The Big Book of Why, published by Time for Kids, provides a great way to find answers to your kids’ questions and is a great book to have on hand for reading with your child.  It is geared for the 8-12 year old range, but that doesn’t mean that it can’t be enjoyed by the younger children, too.  If your children aren’t reading yet, you can still read from this book to your children and they’ll still reap the benefits of some nonfiction.  Often times kids ask questions that parents have a hard time answering and those are the types of questions that are in this book – how are alligators and crocodiles different?  Why is the Statue of Liberty Green?  Why does a basketball hoop sit ten feet above the ground?  Why don’t penguins fly?  Why is the sky blue?  Why is the ocean salty?  The answers in the book are written in a clear and simple manner for kids (and adults) to understand, and perhaps spur the child to want to learn even more about a particular topic. 

The Big Book of Why answers questions in a large range of topics, including science and technology, people and places, animals, earth, history, and space.  This book also has lots of photographs to help draw kids in.  Learning can be fun and this book can help show children that it, in fact, is. 
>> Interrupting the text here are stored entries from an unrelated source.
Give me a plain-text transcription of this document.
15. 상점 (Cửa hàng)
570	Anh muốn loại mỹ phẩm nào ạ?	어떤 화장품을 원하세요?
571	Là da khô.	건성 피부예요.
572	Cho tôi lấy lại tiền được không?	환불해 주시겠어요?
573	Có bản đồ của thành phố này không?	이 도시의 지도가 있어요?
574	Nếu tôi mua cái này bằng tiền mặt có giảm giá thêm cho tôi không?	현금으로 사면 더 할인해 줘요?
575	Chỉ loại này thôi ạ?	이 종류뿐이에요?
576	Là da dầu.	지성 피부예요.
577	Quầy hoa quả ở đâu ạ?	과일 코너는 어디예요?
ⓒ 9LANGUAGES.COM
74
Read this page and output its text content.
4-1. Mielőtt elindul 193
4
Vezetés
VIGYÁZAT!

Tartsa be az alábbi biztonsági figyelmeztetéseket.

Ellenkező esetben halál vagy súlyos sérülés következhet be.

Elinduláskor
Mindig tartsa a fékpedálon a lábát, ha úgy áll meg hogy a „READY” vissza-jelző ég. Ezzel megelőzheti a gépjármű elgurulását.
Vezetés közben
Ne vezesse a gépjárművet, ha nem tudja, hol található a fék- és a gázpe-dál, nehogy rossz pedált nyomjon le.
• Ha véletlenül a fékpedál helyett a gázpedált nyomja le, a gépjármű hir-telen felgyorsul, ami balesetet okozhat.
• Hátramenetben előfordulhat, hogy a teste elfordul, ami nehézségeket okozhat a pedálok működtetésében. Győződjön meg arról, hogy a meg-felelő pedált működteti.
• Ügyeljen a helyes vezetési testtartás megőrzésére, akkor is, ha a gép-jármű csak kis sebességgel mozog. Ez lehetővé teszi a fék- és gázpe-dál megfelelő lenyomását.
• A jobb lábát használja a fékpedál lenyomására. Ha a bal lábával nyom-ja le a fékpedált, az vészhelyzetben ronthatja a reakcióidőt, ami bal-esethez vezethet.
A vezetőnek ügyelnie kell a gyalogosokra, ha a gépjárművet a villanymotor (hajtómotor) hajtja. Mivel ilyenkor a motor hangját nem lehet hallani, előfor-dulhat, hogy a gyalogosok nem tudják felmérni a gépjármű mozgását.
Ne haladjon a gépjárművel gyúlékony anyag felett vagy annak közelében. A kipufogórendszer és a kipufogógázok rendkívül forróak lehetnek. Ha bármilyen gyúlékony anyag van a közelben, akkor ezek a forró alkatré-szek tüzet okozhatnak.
Here are some simple things that you can do with your child(ren) to help foster their love of nonfiction:

  • Does your child have a passion for horses, sports, history (or anything) – take a trip to your local library and find books that satisfy their passion.
  • Discuss with your child the difference between fiction and nonfiction and then ask him or her to compare the differences.  You could take her favorite fiction book together with a magazine article and ask how they differ.  Ask what features the article has the book doesn’t, or vice versa.  Examples of differences could include the use of pictures or charts, headlines and subheads, and captions or other things that break up the text.
  • Once your child has a grasp of what nonfiction is, ask what he or she has read and learned – perhaps a fascinating fact or two was picked up and recalled.
  • Let you child help you put something together using an instructional manual – a new toy or a small piece of furniture.  Understanding and following directions is an important life skill that they need to develop.
  • Play a game.  Go over the rules of the game together, using and referring back to the written rules when needed.  Make sure that your child comprehends the rules of the game.
  • Another great way to read nonfiction with your kids is by cooking together.  This not only helps to teach them a life skill, but reading a cookbook or recipe is nonfiction reading.  Talk about why each step in the cooking process is important. 

We all want our children to love learning and to become knowledgeable individuals and part of the responsibility for fostering that love of learning comes from us, the parents.  Encourage and help your child learn to love nonfiction and you and your child will be on your way there!